The Asia-Pacific Rally Championship (APRC) is an international rally championship organized by the FIA encompassing rounds in Asia and Oceania. Group N cars dominated the championship for many years but in recent years cars built to R5 and S2000 regulations have tended to be the frontrunners.

==History==
The championship was first held in 1988, created out of the successful expansion of the World Rally Championship into Asia and linking with the debut of Rally Australia and won by Japan's Kenjiro Shinozuka in a Mitsubishi Galant VR-4. Initially the championship had strong support from World Rally Championship teams, aided by more than half the calendar being WRC rallies and by Japanese manufacturers backing half of the front runners with Mazda, Toyota, Mitsubishi and Subaru all running front running teams.
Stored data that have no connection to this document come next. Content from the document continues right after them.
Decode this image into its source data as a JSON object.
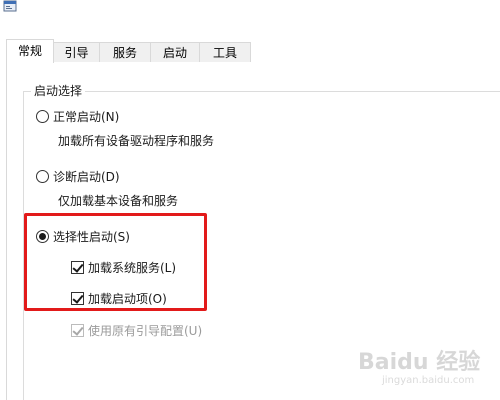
{
  "tabs": [
    {
      "label": "常规",
      "active": true
    },
    {
      "label": "引导",
      "active": false
    },
    {
      "label": "服务",
      "active": false
    },
    {
      "label": "启动",
      "active": false
    },
    {
      "label": "工具",
      "active": false
    }
  ],
  "startup_group": {
    "title": "启动选择",
    "normal": {
      "label": "正常启动(N)",
      "description": "加载所有设备驱动程序和服务",
      "selected": false
    },
    "diagnostic": {
      "label": "诊断启动(D)",
      "description": "仅加载基本设备和服务",
      "selected": false
    },
    "selective": {
      "label": "选择性启动(S)",
      "selected": true,
      "load_system_services": {
        "label": "加载系统服务(L)",
        "checked": true,
        "enabled": true
      },
      "load_startup_items": {
        "label": "加载启动项(O)",
        "checked": true,
        "enabled": true
      },
      "use_original_boot_config": {
        "label": "使用原有引导配置(U)",
        "checked": true,
        "enabled": false
      }
    }
  },
  "annotation": {
    "color": "#e21a1a"
  },
  "watermark": {
    "text": "Baidu 经验",
    "subtext": "jingyan.baidu.com"
  },
  "icons": {
    "app": "msconfig-window-icon"
  }
}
Toyota's double World Rally Champion Carlos Sainz won the championship in 1990, Juha Kankkunen, Didier Auriol, Colin McRae, Tommi Makinen, Richard Burns and Ari Vatanen all won rallies. Several WRC teams used the championship as a junior development squad. By the late 1990s, the big teams were dropping away from the championship, or were running drivers from the region. The 2000 Rally New Zealand was the last joint WRC/APRC event and the WRC teams and manufacturers left and regional teams, like Subaru's New Zealand–based team and regional manufacturers like Proton were sharing the wins with privately run teams.
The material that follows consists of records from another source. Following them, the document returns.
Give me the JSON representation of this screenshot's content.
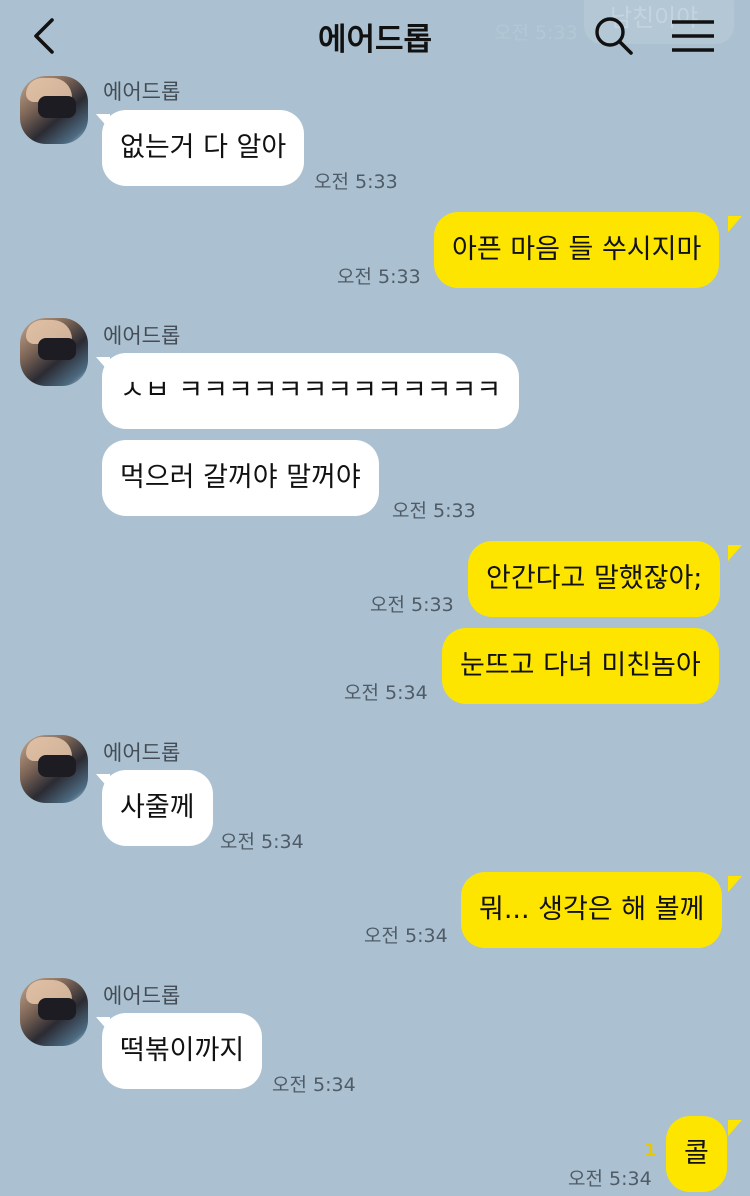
{
  "header": {
    "title": "에어드롭",
    "ghost_text": "남친이야",
    "ghost_time": "오전 5:33"
  },
  "icons": {
    "back": "chevron-left-icon",
    "search": "search-icon",
    "menu": "hamburger-menu-icon"
  },
  "colors": {
    "background": "#abc1d1",
    "incoming_bubble": "#ffffff",
    "outgoing_bubble": "#fee500",
    "unread": "#e8c800"
  },
  "messages": [
    {
      "sender": "에어드롭",
      "text": "없는거 다 알아",
      "time": "오전 5:33"
    },
    {
      "text": "아픈 마음 들 쑤시지마",
      "time": "오전 5:33"
    },
    {
      "sender": "에어드롭",
      "text": "ㅅㅂ ㅋㅋㅋㅋㅋㅋㅋㅋㅋㅋㅋㅋㅋ"
    },
    {
      "text": "먹으러 갈꺼야 말꺼야",
      "time": "오전 5:33"
    },
    {
      "text": "안간다고 말했잖아;",
      "time": "오전 5:33"
    },
    {
      "text": "눈뜨고 다녀 미친놈아",
      "time": "오전 5:34"
    },
    {
      "sender": "에어드롭",
      "text": "사줄께",
      "time": "오전 5:34"
    },
    {
      "text": "뭐... 생각은 해 볼께",
      "time": "오전 5:34"
    },
    {
      "sender": "에어드롭",
      "text": "떡볶이까지",
      "time": "오전 5:34"
    },
    {
      "text": "콜",
      "time": "오전 5:34",
      "unread": "1"
    }
  ]
}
The shift to Group N and away from WRC regulations assisted as only Subaru and Mitsubishi had eligible cars for Group N. By the mid-2000s the teams were all privateers. The growth of Super 2000 regulations saw manufacturer teams return led by Proton.
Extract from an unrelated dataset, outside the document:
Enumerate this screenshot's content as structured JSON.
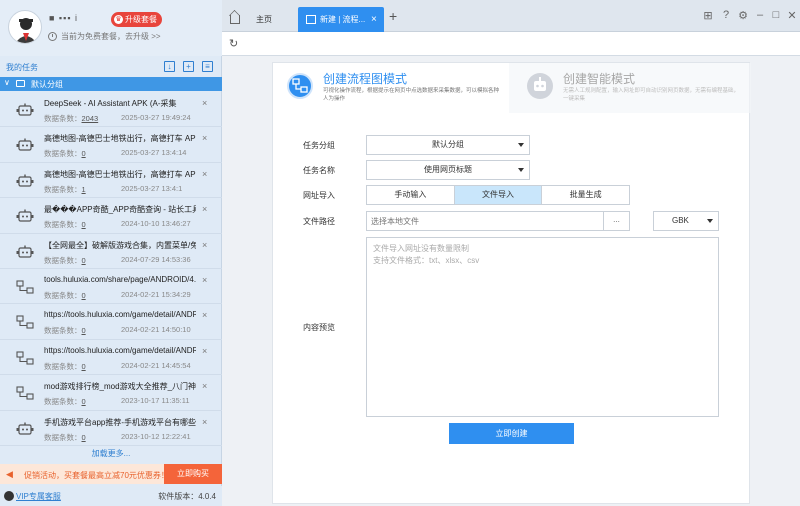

Since 2013 Skoda have used the championship to develop young European-based drivers, with Esapekka Lappi, Jan Kopecký, Pontus Tidemand and Ole Christian Veiby all going on to compete at WRC-2 level.

The championship has also been a proving ground for regional talent, even when World Rally teams were competing regional drivers from Japan, Australia and New Zealand. Malaysian driver Karamjit Singh brought the first victory for a driver from one of the emerging APRC nations with Jean-Louis Leyraud from the French Pacific island of New Caledonia and India's Gaurav Gill followed. The occasional European driver has moved into the region to find a cheaper series to compete in instead of the expensive European Rally Championship, like Jussi Valimaki.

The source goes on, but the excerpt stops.